Physical Review Physics Education Research (Jul 2019)
Translating between graphs and equations: The influence of context, direction of translation, and function type
Abstract
We report on a study investigating the influence of context, direction of translation, and function type on undergraduate students’ ability to translate between graphical and symbolic representations of mathematical relations. Students from an algebra-based and a calculus-based physics course were asked to solve multiple-choice items in which they had to link a graph to an equation or vice versa and explain their answer. The first part of the study focuses on the accuracy of the chosen alternative.
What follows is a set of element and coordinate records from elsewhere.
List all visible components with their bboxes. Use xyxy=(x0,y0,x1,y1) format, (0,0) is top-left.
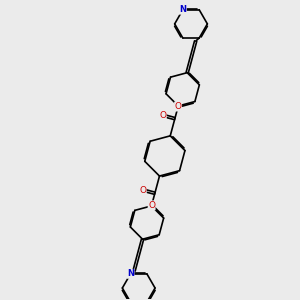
Text: O: O xyxy=(175,102,182,111)
Text: O: O xyxy=(148,201,155,210)
Text: N: N xyxy=(179,5,186,14)
Text: O: O xyxy=(139,185,146,194)
Text: N: N xyxy=(127,269,134,278)
Text: O: O xyxy=(159,111,166,120)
Using a generalized estimating of equations (GEE) analysis we find that mathematics items are solved better than physics or kinematics items; that items starting from a graph are solved better than those starting from an equation; and that items on inversely proportional functions are the hardest for students. Quantitatively we see big differences in the number of correct answers between the algebra-based and calculus-based cohorts, but qualitatively the effects of the item variables on the accuracy are the same for both groups. The second part of the study focuses on students’ argumentations for the chosen alternative. We observe that students use their physical knowledge 2 to even 3 times as much in kinematics items than in other physics items. When there is an effect of context on argument use, we observe that the use of an argument in a mathematics context differs significantly from the use of that argument in the physics and/or kinematics context. With regard to function type, students explain their choice of answer in items on inversely proportional functions with different arguments and fail more often to answer correctly. In general, the data also show that students from the calculus-based course use more mathematical arguments and score better on the items.